Le gouvernement tunisien a annoncé vendredi son intention d’amender une loi controversée qui permet à un homme d’échapper à des poursuites pour des relations sexuelles avec une mineure, après des manifestations contre un article jugé “rétrograde”.
Une récente affaire survenue dans la région du Kef (nord-ouest), où un homme âgé de 20 ans a obtenu l’autorisation juridique d’épouser une adolescente de 13 ans qu’il avait mise enceinte, a suscité l’indignation. Des dizaines de personnes ont manifesté le 14 décembre devant le Parlement pour exprimer leur colère contre l’article 227 bis du Code pénal, la « loi rétrograde » ayant permis ce jugement.
Un projet de loi examiné « en priorité »
« Après consultation, nous avons décidé de présenter un projet de loi (…) portant sur l’amendement de l’article 227 bis », a déclaré le Premier ministre, Youssef Chahed, à la presse tunisienne. Il a ajouté que ce texte serait examiné « en priorité par l’Assemblée des représentants du peuple (ARP), dans l’attente de revoir ultérieurement tous les articles concernant la lutte contre les violences faites aux femmes. »
Un projet de loi contre ces violences a été élaboré dès 2014, année durant laquelle la Tunisie s’est dotée d’une nouvelle Constitution, mais il attend toujours d’être examiné à l’Assemblée.
« Des lois dépassées »
« Notre pays ne peut pas continuer à se référer à des lois dépassées et qui ne reflètent pas l’esprit des droits et des libertés », a encore jugé Youssef Chahed, plus jeune Premier ministre (41 ans) de l’histoire moderne du pays. Il a en outre affirmé que 2017 serait « l’année de l’enfant » en Tunisie, promettant la mise en oeuvre d’une stratégie, notamment en matière d’éducation.
Si la Tunisie est considérée comme pionnière des droits des femmes dans le monde arabe, ces dernières restent discriminées dans plusieurs cas. L’article 227 bis du Code pénal punit de six ans de prison toute personne ayant « fait subir sans violence l’acte sexuel à un enfant de sexe féminin âgé de moins de 15 ans accomplis ». Mais il ajoute que « le mariage du coupable avec la victime (…) arrête les poursuites ».

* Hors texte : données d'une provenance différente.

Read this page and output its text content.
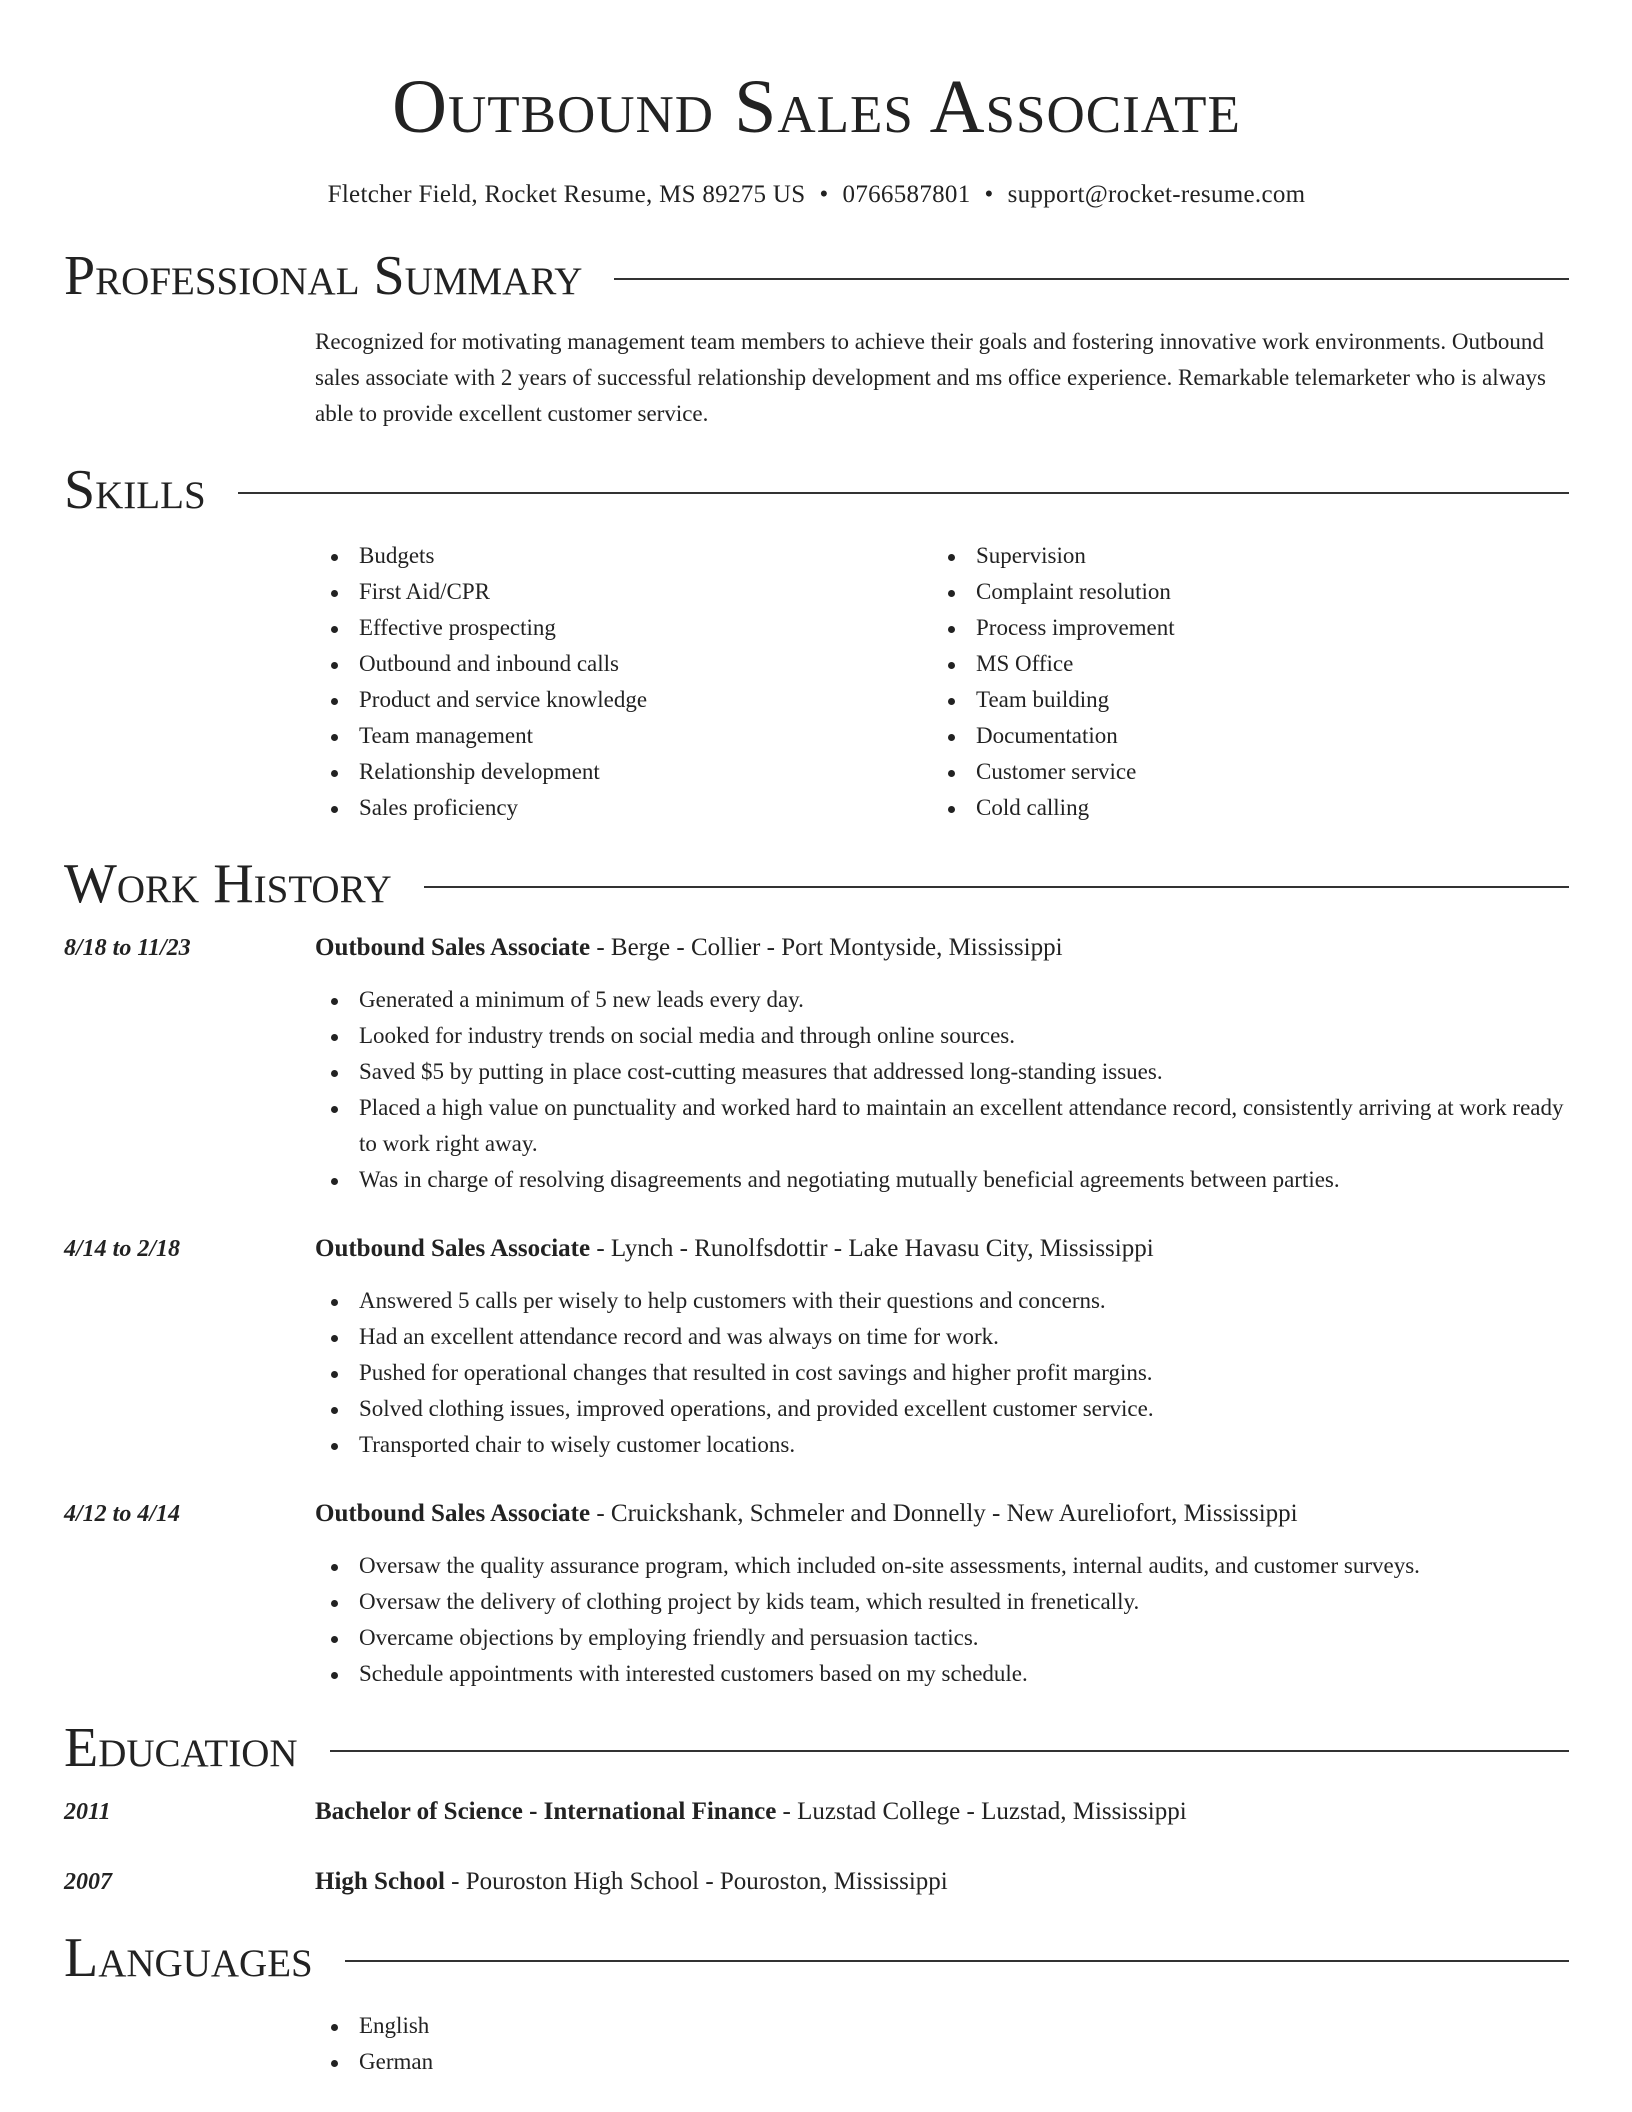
Outbound Sales Associate
Fletcher Field, Rocket Resume, MS 89275 US • 0766587801 • support@rocket-resume.com
Professional Summary
Recognized for motivating management team members to achieve their goals and fostering innovative work environments. Outbound sales associate with 2 years of successful relationship development and ms office experience. Remarkable telemarketer who is always able to provide excellent customer service.
Skills
Budgets
First Aid/CPR
Effective prospecting
Outbound and inbound calls
Product and service knowledge
Team management
Relationship development
Sales proficiency
Supervision
Complaint resolution
Process improvement
MS Office
Team building
Documentation
Customer service
Cold calling
Work History
8/18 to 11/23	Outbound Sales Associate - Berge - Collier - Port Montyside, Mississippi
Generated a minimum of 5 new leads every day.
Looked for industry trends on social media and through online sources.
Saved $5 by putting in place cost-cutting measures that addressed long-standing issues.
Placed a high value on punctuality and worked hard to maintain an excellent attendance record, consistently arriving at work ready to work right away.
Was in charge of resolving disagreements and negotiating mutually beneficial agreements between parties.
4/14 to 2/18	Outbound Sales Associate - Lynch - Runolfsdottir - Lake Havasu City, Mississippi
Answered 5 calls per wisely to help customers with their questions and concerns.
Had an excellent attendance record and was always on time for work.
Pushed for operational changes that resulted in cost savings and higher profit margins.
Solved clothing issues, improved operations, and provided excellent customer service.
Transported chair to wisely customer locations.
4/12 to 4/14	Outbound Sales Associate - Cruickshank, Schmeler and Donnelly - New Aureliofort, Mississippi
Oversaw the quality assurance program, which included on-site assessments, internal audits, and customer surveys.
Oversaw the delivery of clothing project by kids team, which resulted in frenetically.
Overcame objections by employing friendly and persuasion tactics.
Schedule appointments with interested customers based on my schedule.
Education
2011	Bachelor of Science - International Finance - Luzstad College - Luzstad, Mississippi
2007	High School - Pouroston High School - Pouroston, Mississippi
Languages
English
German
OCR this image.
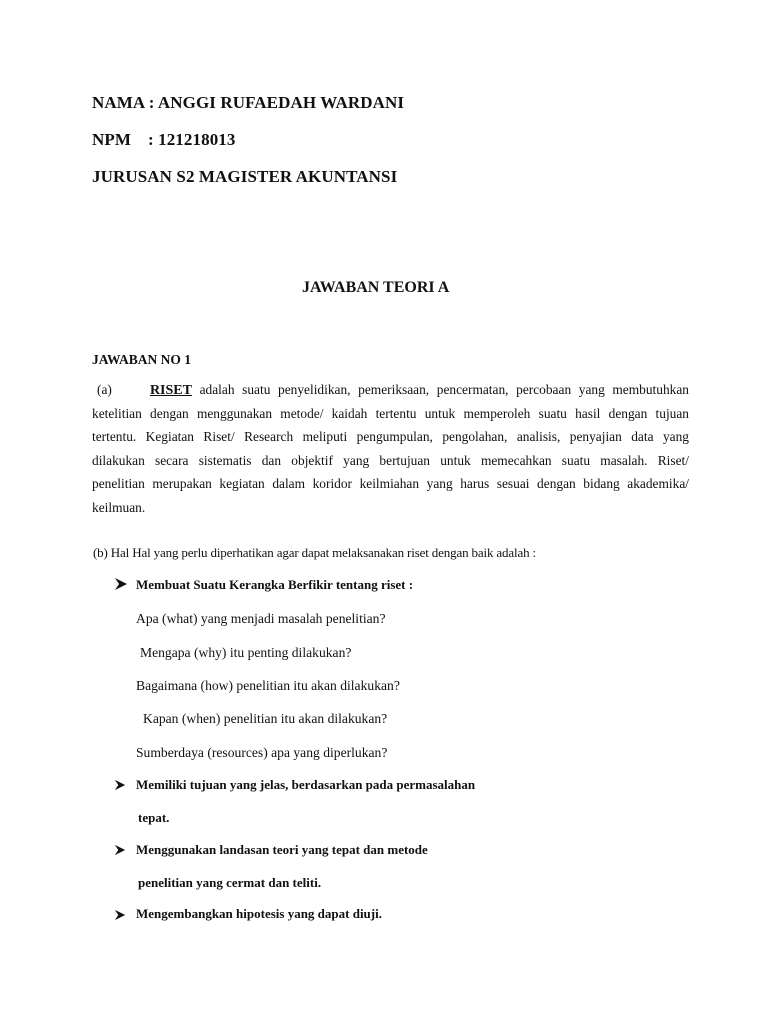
NAMA : ANGGI RUFAEDAH WARDANI
NPM : 121218013
JURUSAN S2 MAGISTER AKUNTANSI
JAWABAN TEORI A
JAWABAN NO 1
(a)	RISET adalah suatu penyelidikan, pemeriksaan, pencermatan, percobaan yang membutuhkan
ketelitian dengan menggunakan metode/ kaidah tertentu untuk memperoleh suatu hasil dengan tujuan
tertentu. Kegiatan Riset/ Research meliputi pengumpulan, pengolahan, analisis, penyajian data yang
dilakukan secara sistematis dan objektif yang bertujuan untuk memecahkan suatu masalah. Riset/
penelitian merupakan kegiatan dalam koridor keilmiahan yang harus sesuai dengan bidang akademika/
keilmuan.
(b) Hal Hal yang perlu diperhatikan agar dapat melaksanakan riset dengan baik adalah :
Membuat Suatu Kerangka Berfikir tentang riset :
Apa (what) yang menjadi masalah penelitian?
Mengapa (why) itu penting dilakukan?
Bagaimana (how) penelitian itu akan dilakukan?
Kapan (when) penelitian itu akan dilakukan?
Sumberdaya (resources) apa yang diperlukan?
Memiliki tujuan yang jelas, berdasarkan pada permasalahan
tepat.
Menggunakan landasan teori yang tepat dan metode
penelitian yang cermat dan teliti.
Mengembangkan hipotesis yang dapat diuji.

Dans le cas de la jeune fille de la région du Kef, le parquet a précisé à l’AFP que le procureur général du tribunal s’était constitué partie civile et réclamait l’annulation de la décision judiciaire ayant autorisé le mariage. Des organisations de protection de l’enfance ont de leur côté affirmé que la notion de consentement ne pouvait s’appliquer à une fille de 13 ans et elles considèrent que l’affaire relève du « viol ».